Minimizing any potential business impact is one of our top goals, so we exercise great care when modeling new heuristic detections for newly encountered threats. For releasing any new engine with heuristic algorithms, we subject it to rigorous testing in our controlled testing environment. This testing phase is critical in ensuring that the engine functions properly and effectively identify potential threats. After completing the testing phase, we release the engine to production in a special "beta mode". During this period, the engine operates in a monitoring-only mode where that generates telemetry but does not take any action. This allows us to observe the engine's performance and identify any potential issues such as false positives.
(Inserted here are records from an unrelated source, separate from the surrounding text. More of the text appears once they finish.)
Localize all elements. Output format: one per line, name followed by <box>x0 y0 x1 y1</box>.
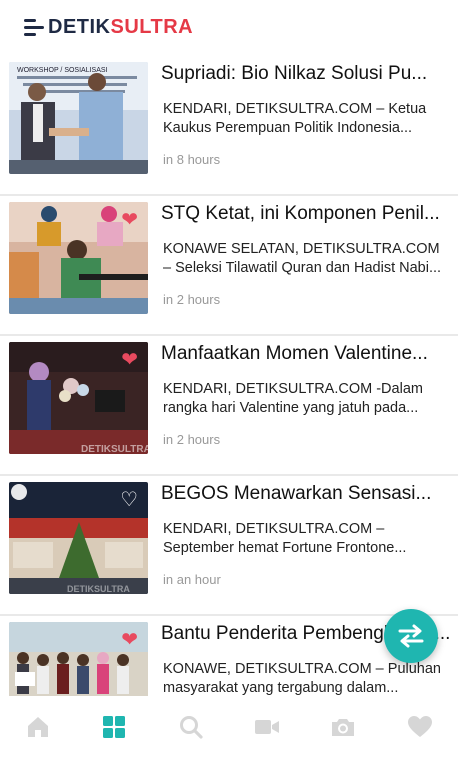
article-time: in 8 hours <box>163 152 221 167</box>
article-title[interactable]: BEGOS Menawarkan Sensasi... <box>161 482 451 506</box>
article-title[interactable]: Supriadi: Bio Nilkaz Solusi Pu... <box>161 62 451 86</box>
article-card[interactable]: DETIKSULTRA ❤ Manfaatkan Momen Valentine… <box>0 336 458 476</box>
thumb-banner-text: WORKSHOP / SOSIALISASI <box>17 67 108 74</box>
article-title[interactable]: STQ Ketat, ini Komponen Penil... <box>161 202 451 226</box>
nav-photo[interactable] <box>305 696 381 757</box>
search-icon <box>179 715 203 739</box>
favorite-heart-icon[interactable]: ❤ <box>121 630 138 650</box>
grid-icon <box>103 715 126 738</box>
article-thumbnail: ❤ <box>9 622 148 696</box>
article-excerpt: KONAWE SELATAN, DETIKSULTRA.COM – Seleks… <box>163 241 442 276</box>
logo-text-part1: DETIK <box>48 15 111 38</box>
article-feed[interactable]: WORKSHOP / SOSIALISASI Supriadi: Bio Nil… <box>0 56 458 696</box>
favorite-heart-outline-icon[interactable]: ♡ <box>120 490 138 510</box>
favorite-heart-icon[interactable]: ❤ <box>121 210 138 230</box>
article-time: in 2 hours <box>163 292 221 307</box>
favorite-heart-icon[interactable]: ❤ <box>121 350 138 370</box>
article-excerpt: KENDARI, DETIKSULTRA.COM -Dalam rangka h… <box>163 381 423 416</box>
logo-text: DETIKSULTRA <box>48 16 193 39</box>
bottom-navigation <box>0 696 458 757</box>
article-card[interactable]: DETIKSULTRA ♡ BEGOS Menawarkan Sensasi..… <box>0 476 458 616</box>
article-excerpt: KENDARI, DETIKSULTRA.COM – Ketua Kaukus … <box>163 101 427 136</box>
camera-icon <box>332 718 355 736</box>
article-thumbnail: DETIKSULTRA ❤ <box>9 342 148 454</box>
nav-home[interactable] <box>0 696 76 757</box>
article-card[interactable]: WORKSHOP / SOSIALISASI Supriadi: Bio Nil… <box>0 56 458 196</box>
nav-video[interactable] <box>229 696 305 757</box>
article-excerpt: KONAWE, DETIKSULTRA.COM – Puluhan masyar… <box>163 661 441 696</box>
thumb-watermark: DETIKSULTRA <box>81 444 148 454</box>
nav-categories[interactable] <box>76 696 152 757</box>
home-icon <box>28 716 49 737</box>
app-logo[interactable]: DETIKSULTRA <box>24 14 193 40</box>
logo-text-part2: SULTRA <box>110 15 194 38</box>
article-card[interactable]: ❤ STQ Ketat, ini Komponen Penil... KONAW… <box>0 196 458 336</box>
nav-search[interactable] <box>153 696 229 757</box>
video-icon <box>255 719 280 734</box>
article-time: in an hour <box>163 572 221 587</box>
menu-lines-icon <box>24 17 46 37</box>
article-title[interactable]: Manfaatkan Momen Valentine... <box>161 342 451 366</box>
app-header: DETIKSULTRA <box>0 0 458 56</box>
article-thumbnail: ❤ <box>9 202 148 314</box>
article-thumbnail: DETIKSULTRA ♡ <box>9 482 148 594</box>
nav-favorites[interactable] <box>382 696 458 757</box>
thumb-watermark: DETIKSULTRA <box>67 584 130 594</box>
article-time: in 2 hours <box>163 432 221 447</box>
heart-icon <box>407 715 432 737</box>
article-excerpt: KENDARI, DETIKSULTRA.COM – September hem… <box>163 521 407 556</box>
article-thumbnail: WORKSHOP / SOSIALISASI <box>9 62 148 174</box>
swap-button[interactable] <box>384 609 438 663</box>
swap-arrows-icon <box>398 624 424 648</box>
thumbnail-photo-workshop: WORKSHOP / SOSIALISASI <box>9 62 148 174</box>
All feedback collected during the beta mode is analyzed thoroughly, and any necessary adjustments are made to the engine. Once these adjustments have been made and verified, the heuristic engine is moved from “beta mode” to blocking actions. By using this approach, we can ensure that our heuristic algorithms are effective in identifying threats while minimizing false positives.
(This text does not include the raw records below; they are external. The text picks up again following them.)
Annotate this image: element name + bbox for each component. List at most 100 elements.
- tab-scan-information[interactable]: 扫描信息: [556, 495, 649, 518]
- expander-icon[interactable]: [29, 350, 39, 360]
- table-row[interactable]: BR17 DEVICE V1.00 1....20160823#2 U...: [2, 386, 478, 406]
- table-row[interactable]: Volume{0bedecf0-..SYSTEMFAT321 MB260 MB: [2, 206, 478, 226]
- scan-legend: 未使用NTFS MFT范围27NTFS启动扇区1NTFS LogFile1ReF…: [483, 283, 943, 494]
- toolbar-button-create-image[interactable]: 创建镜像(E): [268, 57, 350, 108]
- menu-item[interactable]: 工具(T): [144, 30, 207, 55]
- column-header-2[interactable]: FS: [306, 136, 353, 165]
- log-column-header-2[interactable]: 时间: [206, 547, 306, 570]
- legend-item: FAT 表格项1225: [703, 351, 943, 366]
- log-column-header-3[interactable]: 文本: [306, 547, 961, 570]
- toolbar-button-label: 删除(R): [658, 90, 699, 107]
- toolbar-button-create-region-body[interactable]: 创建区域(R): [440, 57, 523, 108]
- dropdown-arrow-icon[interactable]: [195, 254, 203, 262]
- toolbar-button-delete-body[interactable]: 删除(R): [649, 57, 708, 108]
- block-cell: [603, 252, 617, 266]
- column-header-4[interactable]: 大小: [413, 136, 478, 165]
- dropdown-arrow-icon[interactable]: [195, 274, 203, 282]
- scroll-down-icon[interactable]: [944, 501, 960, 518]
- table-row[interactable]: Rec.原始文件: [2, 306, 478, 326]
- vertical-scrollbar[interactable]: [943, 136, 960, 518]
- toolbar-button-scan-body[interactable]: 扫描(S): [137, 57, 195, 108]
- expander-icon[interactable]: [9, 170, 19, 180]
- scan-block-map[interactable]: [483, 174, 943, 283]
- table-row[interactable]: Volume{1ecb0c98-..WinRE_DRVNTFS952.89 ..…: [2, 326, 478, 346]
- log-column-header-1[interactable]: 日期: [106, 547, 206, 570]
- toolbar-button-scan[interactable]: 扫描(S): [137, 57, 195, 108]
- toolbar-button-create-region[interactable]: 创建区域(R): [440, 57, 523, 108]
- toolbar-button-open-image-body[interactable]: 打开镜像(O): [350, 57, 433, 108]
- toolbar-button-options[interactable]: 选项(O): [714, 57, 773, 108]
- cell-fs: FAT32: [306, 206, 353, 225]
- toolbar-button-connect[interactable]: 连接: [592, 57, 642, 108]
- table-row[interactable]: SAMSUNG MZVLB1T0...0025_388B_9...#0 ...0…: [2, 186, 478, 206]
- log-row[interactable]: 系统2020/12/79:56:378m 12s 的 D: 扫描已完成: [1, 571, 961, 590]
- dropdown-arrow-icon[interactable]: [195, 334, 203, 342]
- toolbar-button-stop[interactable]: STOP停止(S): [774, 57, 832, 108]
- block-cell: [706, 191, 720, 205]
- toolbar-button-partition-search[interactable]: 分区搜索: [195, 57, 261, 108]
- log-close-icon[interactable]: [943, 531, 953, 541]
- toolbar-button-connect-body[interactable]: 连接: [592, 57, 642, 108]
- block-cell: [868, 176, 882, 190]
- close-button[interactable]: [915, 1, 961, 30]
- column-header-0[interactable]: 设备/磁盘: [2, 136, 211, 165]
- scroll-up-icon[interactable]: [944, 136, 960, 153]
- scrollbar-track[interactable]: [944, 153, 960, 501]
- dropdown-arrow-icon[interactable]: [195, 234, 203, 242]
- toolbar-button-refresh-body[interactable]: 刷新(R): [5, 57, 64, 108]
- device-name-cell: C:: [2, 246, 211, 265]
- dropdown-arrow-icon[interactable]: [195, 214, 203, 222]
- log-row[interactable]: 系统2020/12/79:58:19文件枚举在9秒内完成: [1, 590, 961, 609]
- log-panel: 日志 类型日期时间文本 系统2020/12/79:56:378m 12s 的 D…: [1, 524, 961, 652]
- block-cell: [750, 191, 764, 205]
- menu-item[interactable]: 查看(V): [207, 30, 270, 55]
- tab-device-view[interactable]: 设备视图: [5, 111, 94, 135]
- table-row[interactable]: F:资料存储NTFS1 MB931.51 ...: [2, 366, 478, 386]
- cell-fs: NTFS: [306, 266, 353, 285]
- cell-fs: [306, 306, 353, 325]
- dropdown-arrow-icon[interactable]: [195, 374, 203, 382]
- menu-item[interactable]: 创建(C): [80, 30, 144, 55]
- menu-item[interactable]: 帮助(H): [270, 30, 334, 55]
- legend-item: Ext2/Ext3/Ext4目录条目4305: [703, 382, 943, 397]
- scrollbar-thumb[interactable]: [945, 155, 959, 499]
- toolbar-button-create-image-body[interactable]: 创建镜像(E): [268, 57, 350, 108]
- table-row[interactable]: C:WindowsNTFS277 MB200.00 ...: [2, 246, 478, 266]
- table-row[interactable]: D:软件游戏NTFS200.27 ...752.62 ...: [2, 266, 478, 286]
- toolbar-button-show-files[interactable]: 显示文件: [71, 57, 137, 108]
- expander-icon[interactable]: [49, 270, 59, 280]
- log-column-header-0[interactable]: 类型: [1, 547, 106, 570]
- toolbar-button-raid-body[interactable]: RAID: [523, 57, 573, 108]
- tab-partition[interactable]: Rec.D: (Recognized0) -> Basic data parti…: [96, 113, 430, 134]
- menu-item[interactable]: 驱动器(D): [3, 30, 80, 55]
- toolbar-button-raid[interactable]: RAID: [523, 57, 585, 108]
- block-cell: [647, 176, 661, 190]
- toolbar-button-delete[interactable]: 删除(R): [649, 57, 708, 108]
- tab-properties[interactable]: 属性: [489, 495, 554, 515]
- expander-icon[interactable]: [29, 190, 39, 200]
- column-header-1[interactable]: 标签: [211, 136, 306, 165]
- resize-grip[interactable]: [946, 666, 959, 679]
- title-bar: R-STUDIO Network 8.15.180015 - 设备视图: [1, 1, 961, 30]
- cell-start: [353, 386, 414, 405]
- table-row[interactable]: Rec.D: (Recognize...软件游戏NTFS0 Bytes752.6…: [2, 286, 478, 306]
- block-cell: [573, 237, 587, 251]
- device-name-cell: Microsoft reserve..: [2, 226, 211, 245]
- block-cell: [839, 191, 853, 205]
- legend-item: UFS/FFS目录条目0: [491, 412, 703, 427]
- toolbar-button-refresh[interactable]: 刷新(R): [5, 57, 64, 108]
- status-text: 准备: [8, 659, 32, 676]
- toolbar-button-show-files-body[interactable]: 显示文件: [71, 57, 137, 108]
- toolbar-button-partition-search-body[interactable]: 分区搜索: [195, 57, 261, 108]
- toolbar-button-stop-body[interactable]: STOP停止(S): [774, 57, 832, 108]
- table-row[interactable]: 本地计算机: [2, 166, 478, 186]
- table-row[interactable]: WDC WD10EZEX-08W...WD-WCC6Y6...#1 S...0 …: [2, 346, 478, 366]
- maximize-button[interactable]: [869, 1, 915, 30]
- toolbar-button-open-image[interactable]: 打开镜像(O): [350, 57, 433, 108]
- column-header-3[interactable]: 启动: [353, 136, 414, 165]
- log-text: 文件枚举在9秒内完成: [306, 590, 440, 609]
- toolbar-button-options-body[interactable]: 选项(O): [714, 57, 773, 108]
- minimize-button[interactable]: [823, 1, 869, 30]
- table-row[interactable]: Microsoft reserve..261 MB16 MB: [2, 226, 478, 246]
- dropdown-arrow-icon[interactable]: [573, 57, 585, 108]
Additionally, we continuously monitor our telemetry and use the information gathered to create exception signatures that enable us to fine-tune our heuristics based on specific processes where they are triggered. This can involve either lowering the heuristic score, disabling the heuristic altogether, or applying other adjustments. For instance, through a simple signature update, we can choose to disable a specific heuristic for a specific process.  This allows us to adjust our heuristics based on the specific needs and characteristics of our customers' environments, ensuring that they receive the best possible protection while minimizing the risk of false positives.
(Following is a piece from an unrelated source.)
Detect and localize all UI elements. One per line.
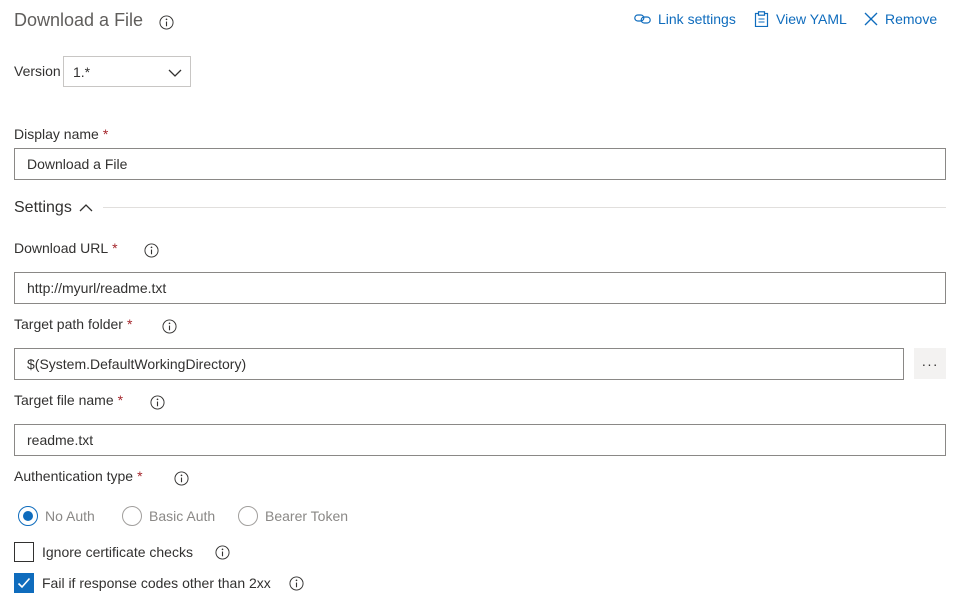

For any type of machine learning algorithm, we are using different types of false positive verification. Firstly, we designed a special algorithm only for false positive reduction. Their main task is to verify how we are training our machine learning algorithms. Some of the concepts we are using were documented in the following publications:

Another approach to detecting malware is through hybridization. This approach involves the integration of different algorithms to detect both malware samples and clean files from the same data source. In this approach, specialized algorithms are used to identify malware. The clean files detection algorithms are then applied to the selected samples to identify clean files and patterns. The benefit of using a hybrid approach is that it improves the accuracy of malware detection by leveraging the strengths of different algorithms. It also provides a safeguard against false positives by incorporating specialized algorithms that can identify legitimate files that may have been wrongly classified as malicious. In cases where some samples have been inappropriately categorized as malicious, the use of specialized algorithms can recognize them as legitimate and prevent them from being blocked.

Other methods rely on voting algorithms. In this approach, a set of different algorithms are trained to identify specific families of threats. These algorithms work together collaboratively to generate a collective decision on a threat. The output of each algorithm is considered a vote, and the collective decision is made based on the number of votes received. However, before making the final decision, a threshold is set to ensure that false positives are minimized. If the number of votes received exceeds the threshold, the system identifies the presence of a threat, whereas if the number of votes falls below the threshold, the system considers the detection as a false positive. The advantage of using voting algorithms is that they can improve the overall accuracy of threat detection as different algorithms complement each other by identifying unique features of a threat. Additionally, the use of a threshold ensures that false positives are minimized, reducing the number of false alarms that could disrupt normal system operations.